Гражданским во власть путь в римской республике был заказан. Похоже, служба в местной армии открывала-таки некоторые перспективы. Если повезет, можно пролезть и повыше. Но для этого требовалось начать. А потому, не задумываясь, особенно после того, как Памплоний вызвал новобранца из первой шеренги и приказал ему прочесть клятву (заученную заранее, конечно, — не зря быковатый Гней его вчера вечером заставлял орать текст на всю казарму), Федор вместе со всеми хором повторил «Idem in me!». И перешагнул грань, отделявшую его от кратчайшего пути к римскому гражданству.
Здесь от него, похоже, не требовалось никого спасать. Просто вытерпеть пару недель изнурительных тренировок, дать прижечь себя раскаленным клеймом, навсегда впечатав в кожу латинскую цифру с номером легиона, и ты уже по смерть свою римский гражданин.
Дальнейшее его несколько удивило, поскольку сильно отличалось от службы в родной армии. Когда трибун вместе со свитой ушел, Гней Фурий Атилий приказал всем новоиспеченным курсантам немедленно зайти в небольшой отдельный барак с крепкими стенами и дверями, что стоял на краю пирса. К местному квестору.[30] А оттуда прямиком направляться в город за покупкой необходимого оружия и снаряжения. На все им отводилось целых два дня, начиная с нынешнего утра.
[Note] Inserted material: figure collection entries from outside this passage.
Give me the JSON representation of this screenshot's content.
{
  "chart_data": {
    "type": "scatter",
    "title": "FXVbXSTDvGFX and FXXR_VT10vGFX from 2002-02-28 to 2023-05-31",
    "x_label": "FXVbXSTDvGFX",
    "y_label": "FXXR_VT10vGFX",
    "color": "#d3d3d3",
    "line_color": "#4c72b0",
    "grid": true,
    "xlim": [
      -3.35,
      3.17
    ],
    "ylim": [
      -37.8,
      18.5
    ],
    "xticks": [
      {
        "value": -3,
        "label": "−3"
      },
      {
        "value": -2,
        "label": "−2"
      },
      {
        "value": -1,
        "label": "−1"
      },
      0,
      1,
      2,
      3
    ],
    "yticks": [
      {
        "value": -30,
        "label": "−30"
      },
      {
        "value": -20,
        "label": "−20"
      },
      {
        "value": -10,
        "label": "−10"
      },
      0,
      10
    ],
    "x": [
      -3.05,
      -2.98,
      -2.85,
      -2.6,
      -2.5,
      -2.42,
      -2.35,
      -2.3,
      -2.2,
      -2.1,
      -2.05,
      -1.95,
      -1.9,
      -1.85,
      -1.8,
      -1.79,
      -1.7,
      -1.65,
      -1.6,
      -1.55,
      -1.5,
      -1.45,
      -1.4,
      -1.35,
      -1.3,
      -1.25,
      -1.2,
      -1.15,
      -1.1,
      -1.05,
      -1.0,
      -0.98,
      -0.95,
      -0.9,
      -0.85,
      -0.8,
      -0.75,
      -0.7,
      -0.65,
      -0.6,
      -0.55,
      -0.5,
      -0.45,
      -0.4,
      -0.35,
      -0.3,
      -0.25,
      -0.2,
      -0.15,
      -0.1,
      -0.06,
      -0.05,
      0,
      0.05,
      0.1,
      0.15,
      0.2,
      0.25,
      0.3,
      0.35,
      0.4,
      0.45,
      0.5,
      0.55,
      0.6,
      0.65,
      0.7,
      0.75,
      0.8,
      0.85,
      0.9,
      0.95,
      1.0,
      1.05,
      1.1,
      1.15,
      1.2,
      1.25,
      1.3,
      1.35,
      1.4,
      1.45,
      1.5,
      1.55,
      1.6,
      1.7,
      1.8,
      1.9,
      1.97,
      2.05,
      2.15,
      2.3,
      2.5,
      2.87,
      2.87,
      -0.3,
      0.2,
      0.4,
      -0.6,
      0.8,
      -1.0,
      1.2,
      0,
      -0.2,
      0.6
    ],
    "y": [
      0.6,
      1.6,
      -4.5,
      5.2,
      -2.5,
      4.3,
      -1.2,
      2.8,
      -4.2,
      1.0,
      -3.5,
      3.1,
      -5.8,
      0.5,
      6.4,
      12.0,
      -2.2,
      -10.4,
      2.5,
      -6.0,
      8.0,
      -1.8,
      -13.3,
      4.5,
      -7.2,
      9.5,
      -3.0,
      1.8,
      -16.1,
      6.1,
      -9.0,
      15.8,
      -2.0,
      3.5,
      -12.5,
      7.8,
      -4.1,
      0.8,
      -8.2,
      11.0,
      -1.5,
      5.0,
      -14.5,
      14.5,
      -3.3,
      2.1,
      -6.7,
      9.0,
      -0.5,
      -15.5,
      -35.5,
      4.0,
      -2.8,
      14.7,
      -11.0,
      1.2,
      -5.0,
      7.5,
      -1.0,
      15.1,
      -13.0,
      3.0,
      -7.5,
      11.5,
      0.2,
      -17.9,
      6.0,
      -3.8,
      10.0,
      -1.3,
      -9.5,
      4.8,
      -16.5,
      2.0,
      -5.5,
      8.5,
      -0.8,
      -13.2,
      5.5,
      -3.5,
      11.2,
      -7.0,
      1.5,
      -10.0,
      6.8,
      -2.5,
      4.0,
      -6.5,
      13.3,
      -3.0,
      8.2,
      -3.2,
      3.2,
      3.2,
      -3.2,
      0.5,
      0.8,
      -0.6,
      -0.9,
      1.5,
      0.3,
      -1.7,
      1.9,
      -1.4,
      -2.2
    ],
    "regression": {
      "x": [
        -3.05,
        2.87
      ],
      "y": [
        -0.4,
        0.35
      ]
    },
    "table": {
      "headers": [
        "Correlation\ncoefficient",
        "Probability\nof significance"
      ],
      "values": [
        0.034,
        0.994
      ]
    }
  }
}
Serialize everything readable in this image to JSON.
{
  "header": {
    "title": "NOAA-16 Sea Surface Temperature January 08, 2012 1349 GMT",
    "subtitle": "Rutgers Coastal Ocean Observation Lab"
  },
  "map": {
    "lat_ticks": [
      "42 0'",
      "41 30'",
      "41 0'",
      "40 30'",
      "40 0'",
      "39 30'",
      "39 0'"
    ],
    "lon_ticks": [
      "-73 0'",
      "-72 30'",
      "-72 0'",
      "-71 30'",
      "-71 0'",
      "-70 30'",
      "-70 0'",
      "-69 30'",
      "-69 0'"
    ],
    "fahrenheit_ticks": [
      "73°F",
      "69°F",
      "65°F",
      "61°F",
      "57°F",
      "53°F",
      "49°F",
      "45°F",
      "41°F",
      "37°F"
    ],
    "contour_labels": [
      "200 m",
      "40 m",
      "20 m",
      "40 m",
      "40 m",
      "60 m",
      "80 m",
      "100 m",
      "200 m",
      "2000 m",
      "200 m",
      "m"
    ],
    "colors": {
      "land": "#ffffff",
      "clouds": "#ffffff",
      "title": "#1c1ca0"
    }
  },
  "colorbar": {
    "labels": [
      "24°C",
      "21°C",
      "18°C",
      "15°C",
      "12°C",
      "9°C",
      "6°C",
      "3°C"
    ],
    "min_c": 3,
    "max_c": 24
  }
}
Из обиталища квестора, который на латыни назывался quaestorium, Федор вышел еще более удивленным — ему выдали денег на покупку обмундирования. Помимо солдат — получателей жалования и самого квестора, слащавого толстяка, явно законченного педераста, по имени Нумерий Манций Вольциус, там толклось еще немало народа. Процесс выдачи денег был формализован не хуже бухгалтерии на его родном Кировском заводе, где он успел отработать пару месяцев до службы, чтобы заиметь трудовую книжку. В узком пространстве главной комнаты без окон находился самый настоящий офис, возглавляемый «дощечником». У него имелось несколько распределителей. Они получали от квестора через дощечника платежные поручения, проверяли их и разрешали платеж, «отовариваемый» ящичником, то есть кассиром. Он и выдал Федору, вынужденному вместе со всеми проходить этот конвейер, деньги согласно полученному предписанию.